= Art collection of Carl Sachs =

Possibly looted by Nazis

The art collection of Carl Sachs, a Jewish entrepreneur (b. 1858 in Jauer/Jawor, d. 1943 in Basel) who lived with his wife Margarethe in a villa in what was then Kleinburgstraße in Breslau, before 1939 he emigrated to Switzerland with his wife to escape Nazi persecution, included numerous paintings, watercolors and graphics.

== Description of the Sachs art collection ==

Sachs' art collection included works by the French artists Jean-Baptiste Camille Corot, Gustave Courbet, Eugène Delacroix, Claude Monet, Camille Pissarro, Pierre-Auguste Renoir and Alfred Sisley and by the German artists Wilhelm Leibl, Wilhelm Trübner, Fritz von Uhde, Lovis Corinth, Max Slevogt and Max Liebermann. There were also paintings by Hans Purrmann, who was close to Matisse, and Dutch paintings of the 17th century by David Teniers the Younger.

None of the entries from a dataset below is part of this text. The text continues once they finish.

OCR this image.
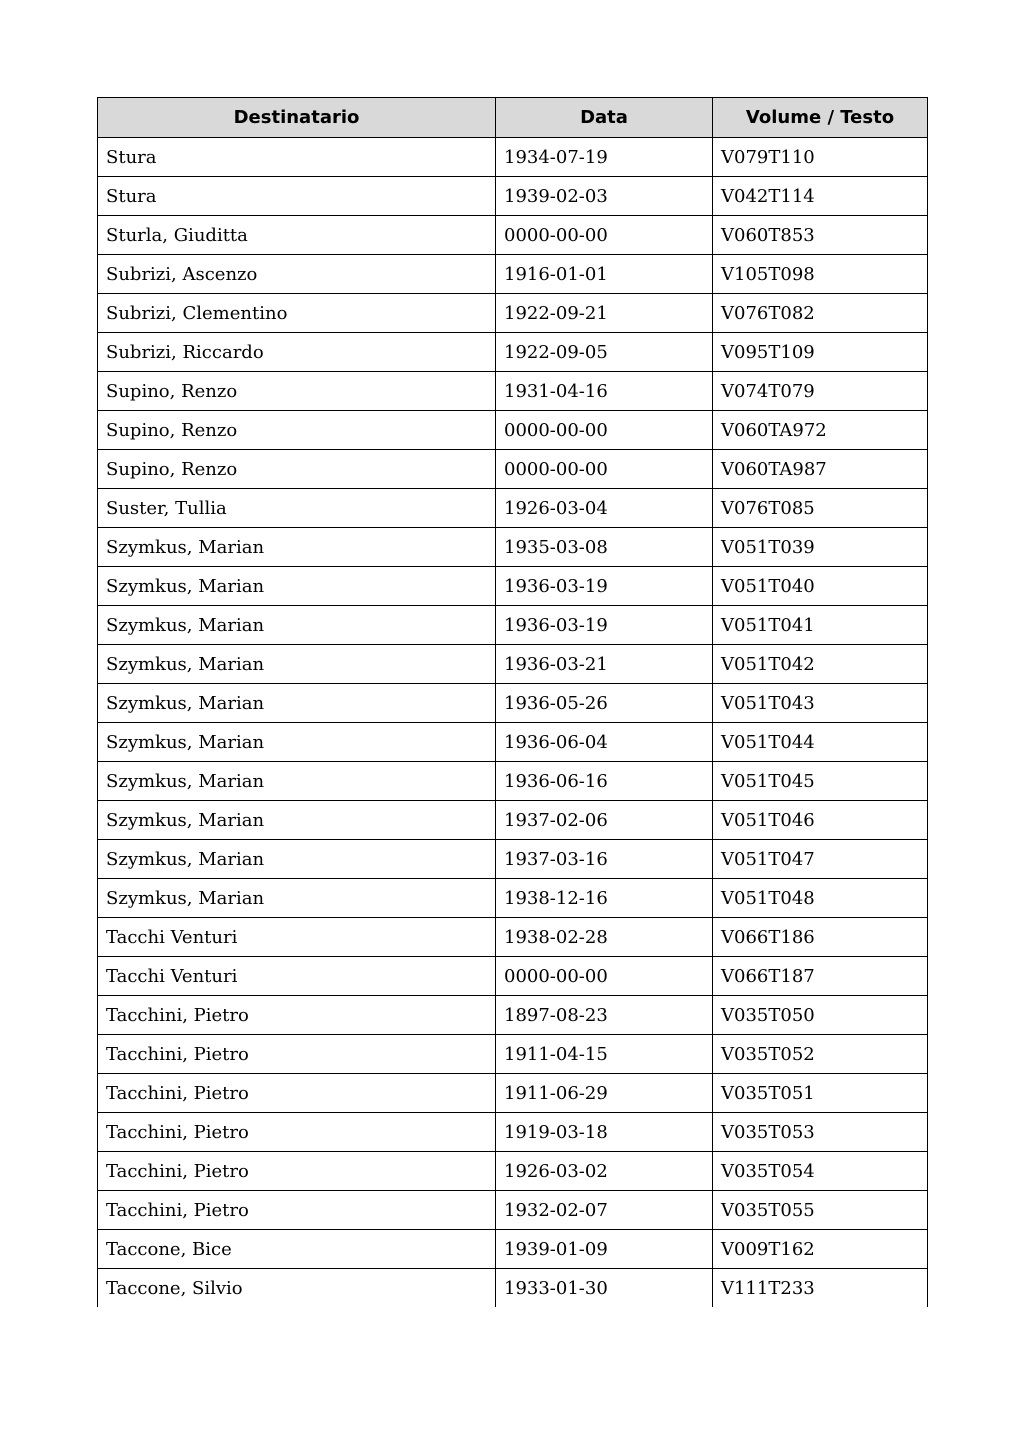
Destinatario	Data	Volume / Testo
Stura	1934-07-19	V079T110
Stura	1939-02-03	V042T114
Sturla, Giuditta	0000-00-00	V060T853
Subrizi, Ascenzo	1916-01-01	V105T098
Subrizi, Clementino	1922-09-21	V076T082
Subrizi, Riccardo	1922-09-05	V095T109
Supino, Renzo	1931-04-16	V074T079
Supino, Renzo	0000-00-00	V060TA972
Supino, Renzo	0000-00-00	V060TA987
Suster, Tullia	1926-03-04	V076T085
Szymkus, Marian	1935-03-08	V051T039
Szymkus, Marian	1936-03-19	V051T040
Szymkus, Marian	1936-03-19	V051T041
Szymkus, Marian	1936-03-21	V051T042
Szymkus, Marian	1936-05-26	V051T043
Szymkus, Marian	1936-06-04	V051T044
Szymkus, Marian	1936-06-16	V051T045
Szymkus, Marian	1937-02-06	V051T046
Szymkus, Marian	1937-03-16	V051T047
Szymkus, Marian	1938-12-16	V051T048
Tacchi Venturi	1938-02-28	V066T186
Tacchi Venturi	0000-00-00	V066T187
Tacchini, Pietro	1897-08-23	V035T050
Tacchini, Pietro	1911-04-15	V035T052
Tacchini, Pietro	1911-06-29	V035T051
Tacchini, Pietro	1919-03-18	V035T053
Tacchini, Pietro	1926-03-02	V035T054
Tacchini, Pietro	1932-02-07	V035T055
Taccone, Bice	1939-01-09	V009T162
Taccone, Silvio	1933-01-30	V111T233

Sachs also owned a collection of prints and drawings including works by James McNeill Whistler, Edvard Munch, Henri de Toulouse-Lautrec, Francisco de Goya, Jean-Baptiste Camille Corot, Pablo Picasso and Honoré Daumier. Sculptures by German and French artists were also part of his collection, including works by Georg Kolbe and Aristide Maillol.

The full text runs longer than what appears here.